I’m afraid I don’t know much about Canadian cast iron as most quality products seem to be American.

There are several quality manufacturers of cast that date from about the 1880s. Griswold is the most desirable manufacturer (for collectors) followed by Wagner. Other well known brands are Vollrath, Wapak (known for thinness and lightness) and Favorite Piqua. The latter two happen to be what I own and enjoy.

If you are interested in cast iron there is a wealth of information available. One site I particularly like is The Cast Iron Collector (www.castironcollector.com).

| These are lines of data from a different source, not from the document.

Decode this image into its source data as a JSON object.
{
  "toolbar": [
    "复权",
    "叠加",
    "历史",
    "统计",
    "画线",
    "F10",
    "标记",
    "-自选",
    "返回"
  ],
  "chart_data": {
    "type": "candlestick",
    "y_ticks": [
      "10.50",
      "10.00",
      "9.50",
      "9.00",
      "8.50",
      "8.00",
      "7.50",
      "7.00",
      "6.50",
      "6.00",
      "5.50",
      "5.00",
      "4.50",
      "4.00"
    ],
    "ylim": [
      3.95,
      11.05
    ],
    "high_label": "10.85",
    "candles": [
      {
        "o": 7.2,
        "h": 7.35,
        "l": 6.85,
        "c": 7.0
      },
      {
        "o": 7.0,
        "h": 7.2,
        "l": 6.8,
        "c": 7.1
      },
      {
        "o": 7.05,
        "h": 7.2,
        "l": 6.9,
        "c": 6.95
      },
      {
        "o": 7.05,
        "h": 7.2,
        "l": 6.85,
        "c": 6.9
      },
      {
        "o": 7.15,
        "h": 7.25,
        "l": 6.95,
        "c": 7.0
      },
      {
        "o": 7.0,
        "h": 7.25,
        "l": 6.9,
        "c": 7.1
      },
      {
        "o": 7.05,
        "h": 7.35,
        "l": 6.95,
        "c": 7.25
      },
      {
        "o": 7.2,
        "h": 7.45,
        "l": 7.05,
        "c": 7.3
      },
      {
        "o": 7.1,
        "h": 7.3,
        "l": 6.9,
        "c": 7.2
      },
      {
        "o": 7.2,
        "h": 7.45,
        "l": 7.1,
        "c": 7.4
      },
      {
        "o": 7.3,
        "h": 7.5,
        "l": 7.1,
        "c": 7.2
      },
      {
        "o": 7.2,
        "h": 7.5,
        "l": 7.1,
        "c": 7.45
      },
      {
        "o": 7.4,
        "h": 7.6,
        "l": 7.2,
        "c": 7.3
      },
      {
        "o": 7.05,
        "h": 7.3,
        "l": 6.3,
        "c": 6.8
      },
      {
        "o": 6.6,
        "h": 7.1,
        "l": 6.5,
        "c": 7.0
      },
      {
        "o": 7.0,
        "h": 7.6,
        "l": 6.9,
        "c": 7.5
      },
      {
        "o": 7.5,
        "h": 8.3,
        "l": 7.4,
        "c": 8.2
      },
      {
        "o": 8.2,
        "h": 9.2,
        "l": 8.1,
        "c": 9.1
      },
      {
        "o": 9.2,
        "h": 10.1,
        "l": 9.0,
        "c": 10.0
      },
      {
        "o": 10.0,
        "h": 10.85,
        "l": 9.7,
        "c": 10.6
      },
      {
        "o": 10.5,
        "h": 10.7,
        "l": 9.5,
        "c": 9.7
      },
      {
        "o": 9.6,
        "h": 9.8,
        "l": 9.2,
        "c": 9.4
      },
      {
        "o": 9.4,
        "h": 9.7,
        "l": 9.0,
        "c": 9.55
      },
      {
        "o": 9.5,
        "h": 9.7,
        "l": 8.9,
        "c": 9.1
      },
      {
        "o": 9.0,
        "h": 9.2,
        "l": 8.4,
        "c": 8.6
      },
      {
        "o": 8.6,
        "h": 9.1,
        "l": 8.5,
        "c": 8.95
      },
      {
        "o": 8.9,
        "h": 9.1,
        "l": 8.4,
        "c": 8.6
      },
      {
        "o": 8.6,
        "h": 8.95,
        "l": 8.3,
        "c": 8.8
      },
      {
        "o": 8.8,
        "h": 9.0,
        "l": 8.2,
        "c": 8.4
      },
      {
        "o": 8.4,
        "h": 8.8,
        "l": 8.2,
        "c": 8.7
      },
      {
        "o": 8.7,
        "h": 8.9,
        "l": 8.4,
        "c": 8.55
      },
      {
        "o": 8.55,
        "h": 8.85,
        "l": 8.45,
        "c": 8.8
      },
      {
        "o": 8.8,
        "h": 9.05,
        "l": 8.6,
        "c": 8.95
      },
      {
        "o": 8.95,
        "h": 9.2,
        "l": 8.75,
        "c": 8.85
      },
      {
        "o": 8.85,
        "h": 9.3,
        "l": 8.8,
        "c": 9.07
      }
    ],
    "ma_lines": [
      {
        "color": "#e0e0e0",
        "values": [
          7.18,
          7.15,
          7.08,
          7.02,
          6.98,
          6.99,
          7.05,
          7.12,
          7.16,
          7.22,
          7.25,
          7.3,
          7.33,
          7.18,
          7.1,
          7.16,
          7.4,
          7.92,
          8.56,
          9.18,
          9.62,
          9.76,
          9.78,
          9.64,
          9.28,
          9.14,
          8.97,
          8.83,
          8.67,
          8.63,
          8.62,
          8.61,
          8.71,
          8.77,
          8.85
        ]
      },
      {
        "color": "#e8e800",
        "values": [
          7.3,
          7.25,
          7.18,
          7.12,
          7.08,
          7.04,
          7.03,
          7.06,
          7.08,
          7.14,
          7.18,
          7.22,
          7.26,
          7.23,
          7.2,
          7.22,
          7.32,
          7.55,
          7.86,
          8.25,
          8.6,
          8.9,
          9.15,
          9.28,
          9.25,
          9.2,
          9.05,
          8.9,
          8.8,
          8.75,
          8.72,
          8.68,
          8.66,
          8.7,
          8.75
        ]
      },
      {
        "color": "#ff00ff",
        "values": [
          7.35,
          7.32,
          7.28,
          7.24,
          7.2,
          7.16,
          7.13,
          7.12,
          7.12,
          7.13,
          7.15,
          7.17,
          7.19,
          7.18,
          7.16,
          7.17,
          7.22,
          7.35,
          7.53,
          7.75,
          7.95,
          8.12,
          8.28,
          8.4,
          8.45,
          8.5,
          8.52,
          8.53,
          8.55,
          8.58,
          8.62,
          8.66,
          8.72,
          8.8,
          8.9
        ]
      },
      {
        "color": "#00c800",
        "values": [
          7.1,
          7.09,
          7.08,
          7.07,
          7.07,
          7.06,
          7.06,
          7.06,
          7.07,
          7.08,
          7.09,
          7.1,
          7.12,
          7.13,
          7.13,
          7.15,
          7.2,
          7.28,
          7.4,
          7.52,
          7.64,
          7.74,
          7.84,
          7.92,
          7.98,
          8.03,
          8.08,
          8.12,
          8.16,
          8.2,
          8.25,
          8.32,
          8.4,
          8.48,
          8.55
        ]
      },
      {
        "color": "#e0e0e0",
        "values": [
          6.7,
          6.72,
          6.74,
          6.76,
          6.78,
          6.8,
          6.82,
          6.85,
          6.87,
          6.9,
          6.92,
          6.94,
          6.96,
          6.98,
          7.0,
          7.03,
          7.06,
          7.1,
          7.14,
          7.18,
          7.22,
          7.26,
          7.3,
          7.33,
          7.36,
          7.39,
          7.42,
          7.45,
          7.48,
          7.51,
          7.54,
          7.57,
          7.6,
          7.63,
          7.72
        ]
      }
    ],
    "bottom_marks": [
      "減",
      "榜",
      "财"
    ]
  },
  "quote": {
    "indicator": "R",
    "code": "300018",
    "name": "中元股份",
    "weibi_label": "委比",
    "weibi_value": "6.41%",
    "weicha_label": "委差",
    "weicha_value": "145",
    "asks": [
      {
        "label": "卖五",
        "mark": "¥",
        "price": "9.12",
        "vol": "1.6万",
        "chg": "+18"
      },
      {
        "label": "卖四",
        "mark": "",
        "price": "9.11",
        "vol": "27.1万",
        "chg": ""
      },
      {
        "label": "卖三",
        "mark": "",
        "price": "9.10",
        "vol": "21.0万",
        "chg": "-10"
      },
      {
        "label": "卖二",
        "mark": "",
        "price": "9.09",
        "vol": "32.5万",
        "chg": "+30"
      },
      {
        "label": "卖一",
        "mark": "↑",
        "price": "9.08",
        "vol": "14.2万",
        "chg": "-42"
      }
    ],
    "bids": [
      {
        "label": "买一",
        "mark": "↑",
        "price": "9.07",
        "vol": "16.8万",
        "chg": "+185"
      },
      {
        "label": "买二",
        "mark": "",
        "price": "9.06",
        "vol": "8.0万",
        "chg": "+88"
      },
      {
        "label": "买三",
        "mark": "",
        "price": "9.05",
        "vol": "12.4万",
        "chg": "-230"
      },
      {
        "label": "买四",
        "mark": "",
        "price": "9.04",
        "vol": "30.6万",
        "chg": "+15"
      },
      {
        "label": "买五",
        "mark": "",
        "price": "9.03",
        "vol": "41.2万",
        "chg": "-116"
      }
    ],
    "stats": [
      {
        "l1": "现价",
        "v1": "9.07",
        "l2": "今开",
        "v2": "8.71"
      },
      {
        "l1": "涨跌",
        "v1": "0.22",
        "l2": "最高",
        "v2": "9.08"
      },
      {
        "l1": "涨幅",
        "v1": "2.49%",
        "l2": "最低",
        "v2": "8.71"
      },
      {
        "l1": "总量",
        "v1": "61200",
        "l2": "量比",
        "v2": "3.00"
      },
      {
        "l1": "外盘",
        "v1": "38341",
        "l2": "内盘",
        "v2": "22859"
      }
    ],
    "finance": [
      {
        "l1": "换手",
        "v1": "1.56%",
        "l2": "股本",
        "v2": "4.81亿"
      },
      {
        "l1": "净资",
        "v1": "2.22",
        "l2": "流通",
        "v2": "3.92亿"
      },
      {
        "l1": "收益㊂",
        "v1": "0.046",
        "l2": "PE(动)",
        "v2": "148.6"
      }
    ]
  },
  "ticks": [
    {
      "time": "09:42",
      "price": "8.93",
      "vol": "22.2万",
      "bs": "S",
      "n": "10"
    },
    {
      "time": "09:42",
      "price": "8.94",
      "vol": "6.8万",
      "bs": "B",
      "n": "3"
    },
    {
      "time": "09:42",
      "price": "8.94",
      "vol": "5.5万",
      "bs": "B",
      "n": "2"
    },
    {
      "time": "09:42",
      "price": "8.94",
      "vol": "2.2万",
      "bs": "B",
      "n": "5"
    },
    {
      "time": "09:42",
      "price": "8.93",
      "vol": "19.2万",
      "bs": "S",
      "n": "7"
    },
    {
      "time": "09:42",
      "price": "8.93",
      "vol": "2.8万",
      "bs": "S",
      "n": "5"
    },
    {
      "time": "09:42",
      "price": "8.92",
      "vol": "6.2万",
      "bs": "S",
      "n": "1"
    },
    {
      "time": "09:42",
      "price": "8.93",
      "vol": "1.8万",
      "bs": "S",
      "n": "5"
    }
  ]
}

The most important part of owning cast iron is learning to clean it properly. Water and soap are enemies of cast as it causes rust. A well seasoned iron pan (seasoning essentially involves heating the pan in the oven or stove top with cooking oil) is easily cleaned with a simple damp cloth while still hot and then allowed to dry and cool gradually. It is then lightly coated with oil and is ready for the next use.

The antique pans can be quite expensive to buy on eBay. A #9 or #10, the most versatile sizes, can run $50 and up (plus delivery) for the best sought after brands. They can often be found, however, at garage sales and the like for $5 or $10 and, unless they are badly damaged or warped, can be re-conditioned to perfection with a bit of effort.

A modern Lodge cast iron skillet can be had for $30. Personally, I would say if you can afford it, try a vintage skillet and you will never look back.

I must say that I don’t think I have used anything but cast iron on my stove top in the past year.